February 10, 2015 By: Edith M. Lederer
French philosopher Bernard-Henri Levy challenged the world at the first-ever UN General Assembly meeting devoted to anti-Semitism to take action to counter the rising hatred of Jews, which he denounced as “radical inhumanity.”
In a keynote address, Levy decried that “faulting the Jews is once again becoming the rallying cry of a new order of assassins.”
The United Nations was established on the ashes of the Holocaust after the Second World War, and one reason was to fight the “plague” of anti-Semitism, Levy noted. He called for new arguments to counter Holocaust deniers and those who deny Israel’s legitimacy.
“It is up to you who are the faces of the world to be the architects of a house in which the mother of all hates would see its place reduced,” said Levy, who is Jewish. “May you in a year’s time, and in years after that and every other year, reconvene to observe that the mobilization of today was not in vain.”
The assembly meeting was held in response to the global increase in violence against Jews and was scheduled before the killing of four French Jews at a kosher market during three days of terror in Paris earlier this month. Paris was just the latest attack to raise fears among European Jews, following killings at a Belgian Jewish Museum and a Jewish school in southwestern France.

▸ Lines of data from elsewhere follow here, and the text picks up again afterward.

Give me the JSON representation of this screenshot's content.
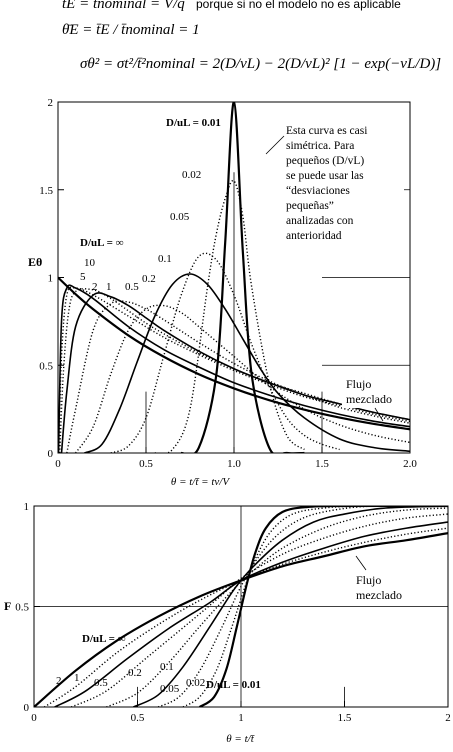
{
  "equations": {
    "line1": "t̄E = t̄nominal = V/q",
    "line1_note": "porque si no el modelo no es aplicable",
    "line2": "θ̄E = t̄E / t̄nominal = 1",
    "line3": "σθ² = σt²/t̄²nominal = 2(D/vL) − 2(D/vL)² [1 − exp(−vL/D)]"
  },
  "chart_data": [
    {
      "type": "line",
      "ylabel": "Eθ",
      "xlabel": "θ = t/t̄ = tv/V",
      "xlim": [
        0,
        2.0
      ],
      "ylim": [
        0,
        2
      ],
      "xticks": [
        "0",
        "0.5",
        "1.0",
        "1.5",
        "2.0"
      ],
      "yticks": [
        "0",
        "0.5",
        "1",
        "1.5",
        "2"
      ],
      "grid": "partial",
      "legend_param": "D/uL",
      "curve_labels": [
        "D/uL = 0.01",
        "0.02",
        "0.05",
        "0.1",
        "0.2",
        "0.5",
        "1",
        "2",
        "5",
        "10",
        "D/uL = ∞"
      ],
      "annotations": {
        "note": [
          "Esta curva es casi",
          "simétrica. Para",
          "pequeños (D/vL)",
          "se puede usar las",
          "“desviaciones",
          "pequeñas”",
          "analizadas con",
          "anterioridad"
        ],
        "mixed": [
          "Flujo",
          "mezclado"
        ]
      },
      "series": [
        {
          "name": "0.01",
          "x": [
            0.7,
            0.8,
            0.9,
            0.95,
            1.0,
            1.05,
            1.1,
            1.2,
            1.3,
            1.4
          ],
          "y": [
            0.0,
            0.03,
            0.45,
            1.2,
            2.0,
            1.15,
            0.45,
            0.03,
            0.0,
            0.0
          ]
        },
        {
          "name": "0.02",
          "x": [
            0.55,
            0.65,
            0.75,
            0.85,
            0.9,
            0.95,
            1.0,
            1.05,
            1.1,
            1.2,
            1.3,
            1.4
          ],
          "y": [
            0.0,
            0.02,
            0.25,
            0.95,
            1.25,
            1.45,
            1.55,
            1.35,
            0.95,
            0.4,
            0.1,
            0.02
          ]
        },
        {
          "name": "0.05",
          "x": [
            0.3,
            0.4,
            0.5,
            0.6,
            0.7,
            0.8,
            0.9,
            1.0,
            1.1,
            1.2,
            1.3,
            1.4,
            1.5,
            1.6
          ],
          "y": [
            0.0,
            0.04,
            0.2,
            0.55,
            0.9,
            1.12,
            1.1,
            0.9,
            0.62,
            0.38,
            0.2,
            0.1,
            0.05,
            0.02
          ]
        },
        {
          "name": "0.1",
          "x": [
            0.15,
            0.25,
            0.35,
            0.45,
            0.55,
            0.65,
            0.75,
            0.85,
            0.95,
            1.05,
            1.15,
            1.25,
            1.4,
            1.6,
            1.8,
            2.0
          ],
          "y": [
            0.0,
            0.05,
            0.25,
            0.52,
            0.78,
            0.96,
            1.02,
            0.96,
            0.82,
            0.65,
            0.48,
            0.34,
            0.2,
            0.08,
            0.03,
            0.01
          ]
        },
        {
          "name": "0.2",
          "x": [
            0.1,
            0.2,
            0.3,
            0.4,
            0.5,
            0.6,
            0.7,
            0.8,
            1.0,
            1.2,
            1.4,
            1.6,
            1.8,
            2.0
          ],
          "y": [
            0.0,
            0.15,
            0.45,
            0.7,
            0.82,
            0.84,
            0.8,
            0.72,
            0.55,
            0.38,
            0.25,
            0.16,
            0.1,
            0.06
          ]
        },
        {
          "name": "0.5",
          "x": [
            0.05,
            0.1,
            0.2,
            0.3,
            0.4,
            0.5,
            0.6,
            0.8,
            1.0,
            1.2,
            1.4,
            1.6,
            1.8,
            2.0
          ],
          "y": [
            0.0,
            0.25,
            0.7,
            0.85,
            0.86,
            0.82,
            0.76,
            0.63,
            0.51,
            0.41,
            0.33,
            0.26,
            0.21,
            0.17
          ]
        },
        {
          "name": "1",
          "x": [
            0.02,
            0.05,
            0.1,
            0.2,
            0.3,
            0.4,
            0.5,
            0.6,
            0.8,
            1.0,
            1.2,
            1.4,
            1.6,
            1.8,
            2.0
          ],
          "y": [
            0.0,
            0.35,
            0.72,
            0.9,
            0.89,
            0.84,
            0.77,
            0.7,
            0.58,
            0.48,
            0.4,
            0.33,
            0.28,
            0.23,
            0.19
          ]
        },
        {
          "name": "2",
          "x": [
            0.01,
            0.03,
            0.06,
            0.1,
            0.2,
            0.3,
            0.4,
            0.5,
            0.6,
            0.8,
            1.0,
            1.2,
            1.4,
            1.6,
            1.8,
            2.0
          ],
          "y": [
            0.0,
            0.45,
            0.8,
            0.92,
            0.93,
            0.88,
            0.81,
            0.74,
            0.68,
            0.57,
            0.48,
            0.4,
            0.34,
            0.28,
            0.23,
            0.19
          ]
        },
        {
          "name": "5",
          "x": [
            0.005,
            0.02,
            0.05,
            0.1,
            0.2,
            0.4,
            0.6,
            0.8,
            1.0,
            1.2,
            1.4,
            1.6,
            1.8,
            2.0
          ],
          "y": [
            0.0,
            0.55,
            0.9,
            0.94,
            0.9,
            0.78,
            0.66,
            0.56,
            0.47,
            0.39,
            0.32,
            0.27,
            0.22,
            0.18
          ]
        },
        {
          "name": "10",
          "x": [
            0.003,
            0.02,
            0.05,
            0.1,
            0.2,
            0.4,
            0.6,
            0.8,
            1.0,
            1.2,
            1.4,
            1.6,
            1.8,
            2.0
          ],
          "y": [
            0.0,
            0.75,
            0.94,
            0.94,
            0.88,
            0.72,
            0.59,
            0.49,
            0.4,
            0.33,
            0.27,
            0.22,
            0.18,
            0.15
          ]
        },
        {
          "name": "∞",
          "x": [
            0.0,
            0.1,
            0.2,
            0.4,
            0.6,
            0.8,
            1.0,
            1.2,
            1.4,
            1.6,
            1.8,
            2.0
          ],
          "y": [
            1.0,
            0.905,
            0.819,
            0.67,
            0.549,
            0.449,
            0.368,
            0.301,
            0.247,
            0.202,
            0.165,
            0.135
          ]
        }
      ]
    },
    {
      "type": "line",
      "ylabel": "F",
      "xlabel": "θ = t/t̄",
      "xlim": [
        0,
        2
      ],
      "ylim": [
        0,
        1
      ],
      "xticks": [
        "0",
        "0.5",
        "1",
        "1.5",
        "2"
      ],
      "yticks": [
        "0",
        "0.5",
        "1"
      ],
      "grid": "partial",
      "curve_labels": [
        "D/uL = ∞",
        "2",
        "1",
        "0.5",
        "0.2",
        "0.1",
        "0.05",
        "0.02",
        "D/uL = 0.01"
      ],
      "annotations": {
        "mixed": [
          "Flujo",
          "mezclado"
        ]
      },
      "series": [
        {
          "name": "∞",
          "x": [
            0,
            0.2,
            0.4,
            0.6,
            0.8,
            1.0,
            1.2,
            1.4,
            1.6,
            1.8,
            2.0
          ],
          "y": [
            0,
            0.18,
            0.33,
            0.45,
            0.55,
            0.63,
            0.7,
            0.75,
            0.8,
            0.83,
            0.865
          ]
        },
        {
          "name": "2",
          "x": [
            0.05,
            0.2,
            0.4,
            0.6,
            0.8,
            1.0,
            1.2,
            1.4,
            1.6,
            1.8,
            2.0
          ],
          "y": [
            0,
            0.1,
            0.27,
            0.41,
            0.53,
            0.63,
            0.71,
            0.77,
            0.82,
            0.86,
            0.89
          ]
        },
        {
          "name": "1",
          "x": [
            0.1,
            0.25,
            0.45,
            0.65,
            0.85,
            1.0,
            1.2,
            1.4,
            1.6,
            1.8,
            2.0
          ],
          "y": [
            0,
            0.08,
            0.24,
            0.39,
            0.52,
            0.63,
            0.72,
            0.79,
            0.85,
            0.89,
            0.92
          ]
        },
        {
          "name": "0.5",
          "x": [
            0.18,
            0.35,
            0.55,
            0.75,
            0.9,
            1.0,
            1.2,
            1.4,
            1.6,
            1.8,
            2.0
          ],
          "y": [
            0,
            0.08,
            0.25,
            0.42,
            0.55,
            0.64,
            0.76,
            0.84,
            0.9,
            0.94,
            0.96
          ]
        },
        {
          "name": "0.2",
          "x": [
            0.35,
            0.5,
            0.65,
            0.8,
            0.95,
            1.05,
            1.2,
            1.4,
            1.6,
            1.8,
            2.0
          ],
          "y": [
            0,
            0.07,
            0.22,
            0.4,
            0.57,
            0.67,
            0.79,
            0.89,
            0.95,
            0.98,
            0.99
          ]
        },
        {
          "name": "0.1",
          "x": [
            0.48,
            0.6,
            0.72,
            0.85,
            0.97,
            1.07,
            1.2,
            1.35,
            1.5,
            1.7,
            2.0
          ],
          "y": [
            0,
            0.06,
            0.2,
            0.4,
            0.59,
            0.71,
            0.83,
            0.92,
            0.96,
            0.99,
            1.0
          ]
        },
        {
          "name": "0.05",
          "x": [
            0.6,
            0.7,
            0.8,
            0.9,
            1.0,
            1.08,
            1.18,
            1.3,
            1.45,
            1.65,
            2.0
          ],
          "y": [
            0,
            0.05,
            0.18,
            0.38,
            0.6,
            0.74,
            0.86,
            0.94,
            0.98,
            1.0,
            1.0
          ]
        },
        {
          "name": "0.02",
          "x": [
            0.72,
            0.8,
            0.88,
            0.95,
            1.02,
            1.08,
            1.15,
            1.25,
            1.4,
            1.6,
            2.0
          ],
          "y": [
            0,
            0.05,
            0.18,
            0.38,
            0.6,
            0.76,
            0.88,
            0.96,
            0.99,
            1.0,
            1.0
          ]
        },
        {
          "name": "0.01",
          "x": [
            0.8,
            0.87,
            0.93,
            0.98,
            1.03,
            1.07,
            1.12,
            1.2,
            1.32,
            1.5,
            2.0
          ],
          "y": [
            0,
            0.05,
            0.19,
            0.4,
            0.62,
            0.77,
            0.89,
            0.97,
            0.995,
            1.0,
            1.0
          ]
        }
      ]
    }
  ]
}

U.S. Ambassador Samantha Power urged the world to stand up against anti-Semitism and take action to end “this monstrous global problem.”

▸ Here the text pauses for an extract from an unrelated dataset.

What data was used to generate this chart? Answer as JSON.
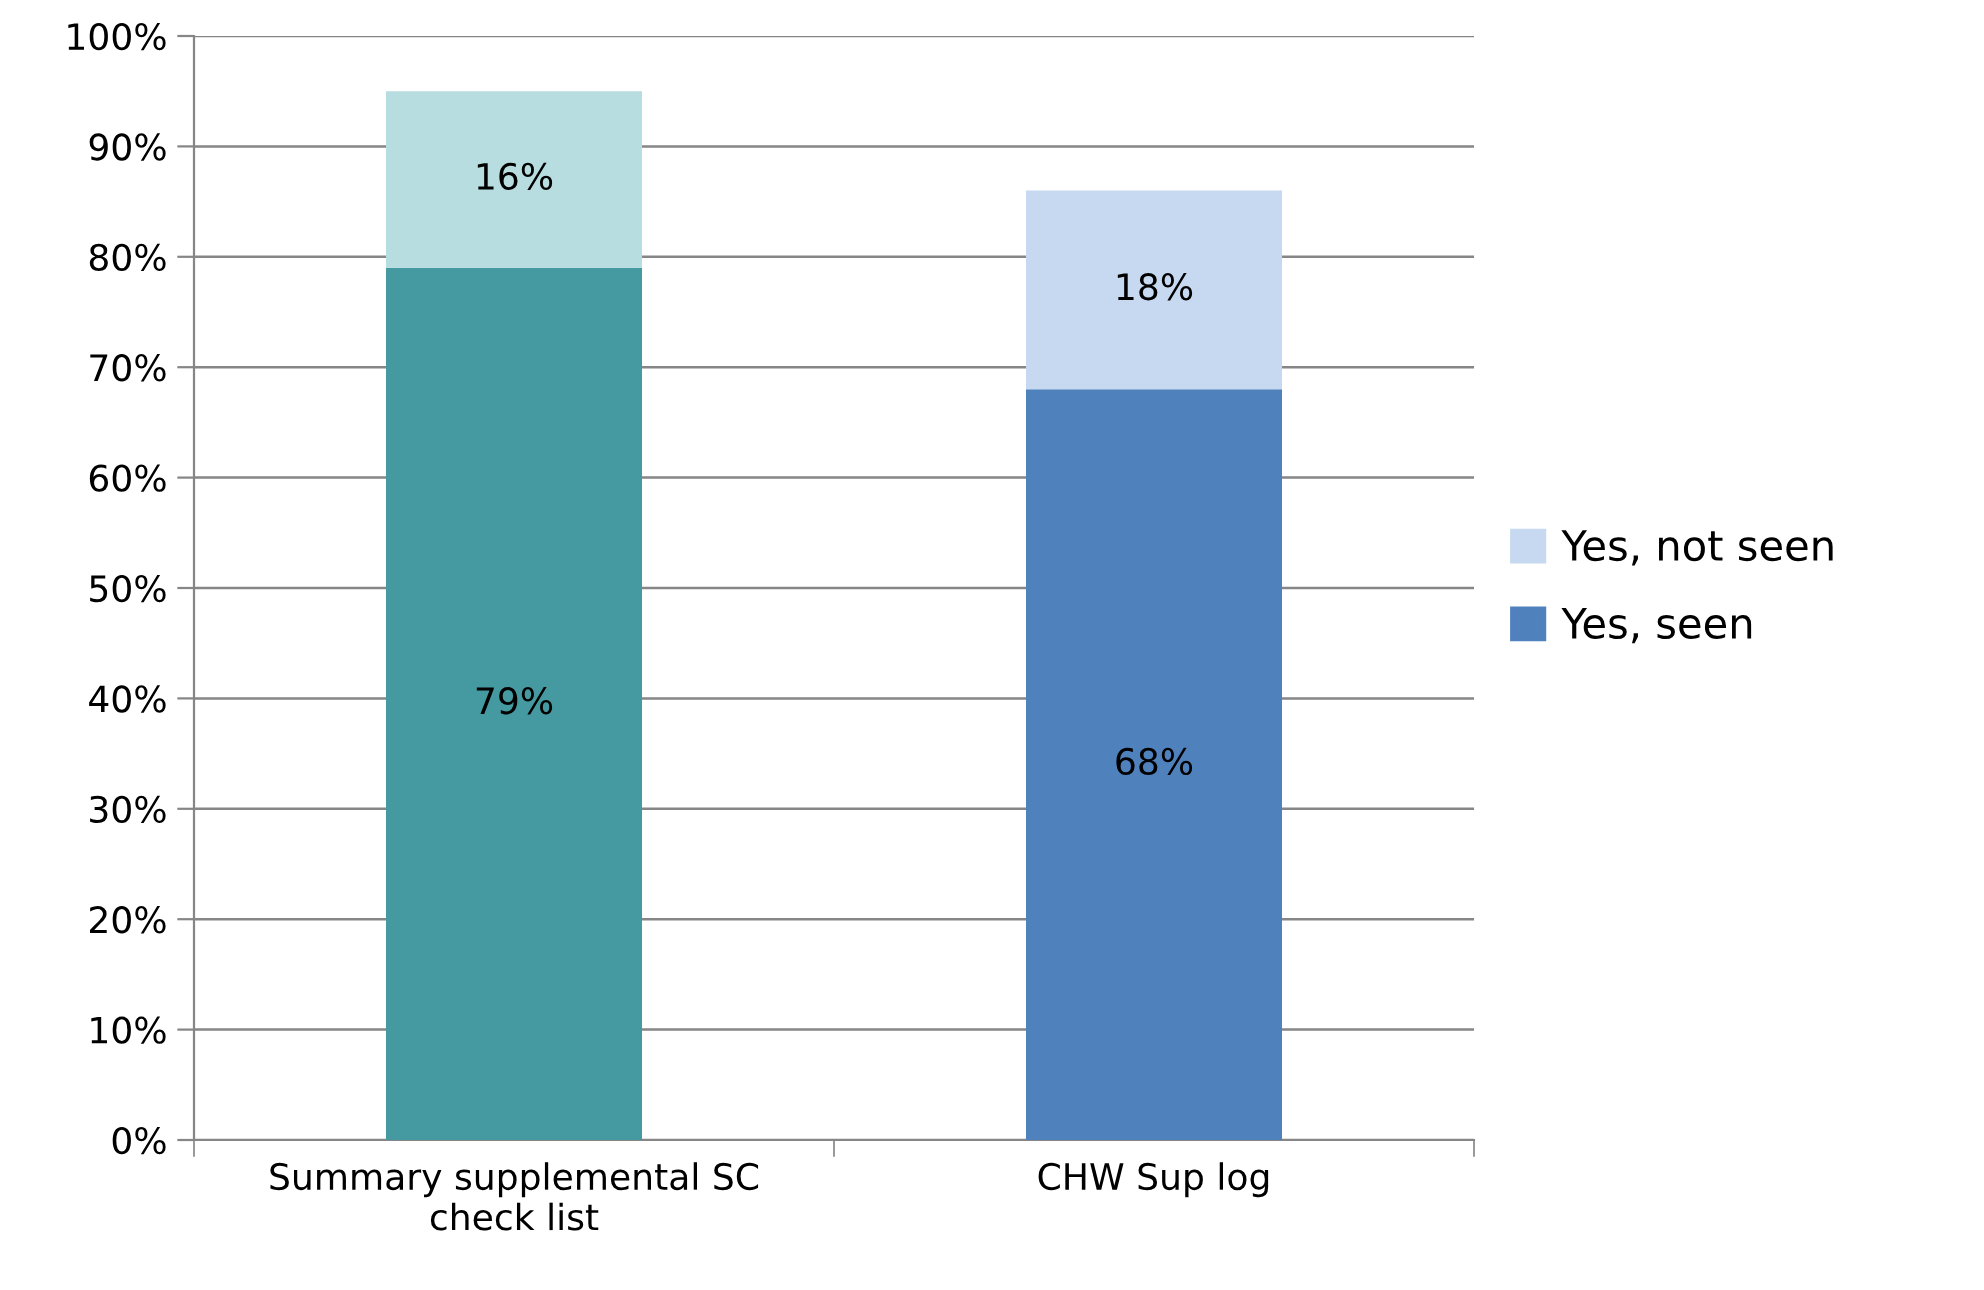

“When the human rights of Jews are repressed, the rights of other religious and ethnic groups are often not far behind,” she warned.
German Minister of State for Europe Michael Roth warned that “anti-Semitism is gaining ground in a loud and aggressive manner” and posed a threat to society as a whole.
Because of Germany’s role in the Holocaust, he said, his country will always be in the forefront of fighting anti-Semitism and pursuing “a zero-tolerance policy.”
A surprise speaker was Saudi Arabia’s UN Ambassador Abdallah Al-Moualimi, who spoke on behalf of the 57-nation Organization of Islamic Cooperation and told the meeting that Islamic countries condemn all words and acts that lead “to hatred, anti-Semitism, Islamaphobia.”
“We have witnessed with growing concern the increase in hate crimes around the world, and we are very concerned because some arbitrarily reject their responsibilities in this regard,” Al-Moualimi said. “Anti-Semitism and Islamaphobia and all crimes that are based on religious hate are inextricably linked, they’re inseparable.”
The UN meeting was informal, and about half the 193-member states did not attend, but nearly 50 countries were slated to speak.